Para Hegel o que é incomunicável não
pode ser conhecimento. Assim se demonstra, a partir de dentro, a inconsistência
da realidade sensível, na medida em que os particulares sensíveis necessitam de
uma classificação com o recurso a universais, i.e., um esquema conceptual. Esta
primeira negação determinada é então uma primeira forma de conhecimento, que
nos projecta para níveis mais altos de consciência.
A CONSCIÊNCIA DE SI
A consciência classifica os objectos
segundo as suas propriedades universais, mas, por isso ser inadequado (como
vimos), o entendimento impõe as suas próprias leis à realidade. Da mesma forma
que falamos de força e gravidade e não as visualizamos, assim também a
consciência ao tratar das suas criações, tenta entendê-las. É a consciência de si latente.

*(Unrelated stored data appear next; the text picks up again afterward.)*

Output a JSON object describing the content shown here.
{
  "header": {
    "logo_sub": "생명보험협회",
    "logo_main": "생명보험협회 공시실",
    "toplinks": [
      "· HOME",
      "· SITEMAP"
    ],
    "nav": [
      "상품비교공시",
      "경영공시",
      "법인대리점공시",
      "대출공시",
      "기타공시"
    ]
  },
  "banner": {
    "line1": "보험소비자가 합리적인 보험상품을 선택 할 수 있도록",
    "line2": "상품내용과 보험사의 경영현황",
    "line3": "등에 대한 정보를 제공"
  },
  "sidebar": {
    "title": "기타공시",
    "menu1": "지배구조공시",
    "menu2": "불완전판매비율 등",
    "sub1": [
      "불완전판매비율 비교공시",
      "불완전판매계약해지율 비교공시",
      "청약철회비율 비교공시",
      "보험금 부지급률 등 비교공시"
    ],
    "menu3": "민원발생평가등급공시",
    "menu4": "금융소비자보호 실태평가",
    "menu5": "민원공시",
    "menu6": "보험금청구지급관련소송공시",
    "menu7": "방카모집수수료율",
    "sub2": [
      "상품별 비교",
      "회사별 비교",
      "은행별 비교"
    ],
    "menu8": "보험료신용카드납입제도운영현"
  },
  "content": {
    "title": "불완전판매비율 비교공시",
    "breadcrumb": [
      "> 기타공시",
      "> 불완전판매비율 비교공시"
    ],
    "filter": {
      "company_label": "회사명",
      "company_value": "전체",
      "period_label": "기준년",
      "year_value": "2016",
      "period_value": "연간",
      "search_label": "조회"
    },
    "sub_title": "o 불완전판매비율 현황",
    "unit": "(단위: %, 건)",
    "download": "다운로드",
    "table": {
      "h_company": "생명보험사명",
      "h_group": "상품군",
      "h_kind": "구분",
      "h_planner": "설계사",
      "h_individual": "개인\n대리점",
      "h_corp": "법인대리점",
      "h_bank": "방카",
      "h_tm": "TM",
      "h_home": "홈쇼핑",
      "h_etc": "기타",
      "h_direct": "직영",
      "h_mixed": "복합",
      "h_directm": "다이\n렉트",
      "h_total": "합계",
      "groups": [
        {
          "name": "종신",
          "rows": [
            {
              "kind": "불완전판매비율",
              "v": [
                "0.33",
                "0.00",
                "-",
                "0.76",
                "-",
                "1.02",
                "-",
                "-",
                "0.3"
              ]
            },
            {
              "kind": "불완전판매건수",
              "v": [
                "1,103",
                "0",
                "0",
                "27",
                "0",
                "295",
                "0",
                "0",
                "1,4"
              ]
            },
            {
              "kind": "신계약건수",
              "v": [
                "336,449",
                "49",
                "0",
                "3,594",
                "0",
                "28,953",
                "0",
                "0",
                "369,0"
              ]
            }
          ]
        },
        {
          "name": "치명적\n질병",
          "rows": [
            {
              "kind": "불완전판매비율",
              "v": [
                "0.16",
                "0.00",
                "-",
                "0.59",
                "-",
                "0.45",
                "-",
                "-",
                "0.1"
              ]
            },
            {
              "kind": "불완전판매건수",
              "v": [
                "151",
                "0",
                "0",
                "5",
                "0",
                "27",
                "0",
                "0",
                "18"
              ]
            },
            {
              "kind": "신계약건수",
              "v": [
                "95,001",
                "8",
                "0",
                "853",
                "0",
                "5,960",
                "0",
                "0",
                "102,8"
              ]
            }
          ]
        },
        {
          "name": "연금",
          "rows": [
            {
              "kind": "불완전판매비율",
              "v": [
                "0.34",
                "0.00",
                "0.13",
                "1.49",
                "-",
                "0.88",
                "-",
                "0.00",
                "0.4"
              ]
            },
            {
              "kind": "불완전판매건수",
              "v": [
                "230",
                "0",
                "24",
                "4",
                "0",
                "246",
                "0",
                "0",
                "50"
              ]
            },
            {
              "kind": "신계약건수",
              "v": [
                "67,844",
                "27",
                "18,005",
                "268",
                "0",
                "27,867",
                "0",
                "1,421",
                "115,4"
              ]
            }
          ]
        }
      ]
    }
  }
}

A auto-consciência é a consciência de si a que falta algo: o
objecto. Aqui começa a liberdade, pelo desejo de possuir o objecto. A
auto-consciência é, contudo, também a consciência de que existem outras
auto-consciências individuais. Quando o objecto é outra consciência de si, ele transforma-se em obstáculo.
A consciência
de si influenciou quer marxistas quer existencialistas. Para Hegel, se
existisse apenas um homem e nada mais ele nunca teria noção de si. Para ele, a
consciência de si precisa de algo com que se comparar; i.e., um objecto
externo. Eu só tenho consciência de mim se existir algo que não sou eu. A
partir daqui Hegel dá um salto qualitativo: ele assume que se existe algo que
não sou eu, eu desenvolvo com esse algo uma relação, um amor-ódio. Para Hegel,
esta relação amor-ódio materializa-se sob forma de desejo. Desejar é querer
possuir, sem destruir mas despojando o objecto da sua individualidade, da sua
oponência, da sua externalidade.
Disse um salto qualitativo, porque se
baseia numa premissa muito apreciada pelos marxistas: a verdade nunca pode ser
alcançada por contemplação, mas sim agindo no mundo e transformando-o, ou seja,
destruindo a sua natureza e reconstruindo-o segundo a realidade operativa
daquele que possui: a chamada "unidade de teoria e prática" dos
marxistas. Esta noção, de que o ser consciente-de-si
descobre que para se realizar completamente tem que mudar o mundo externo e
torná-lo seu, está inscrita na lápide de Marx: "Os filósofos apenas
interpretaram o mundo de vários modos; a questão porém é mudá-lo."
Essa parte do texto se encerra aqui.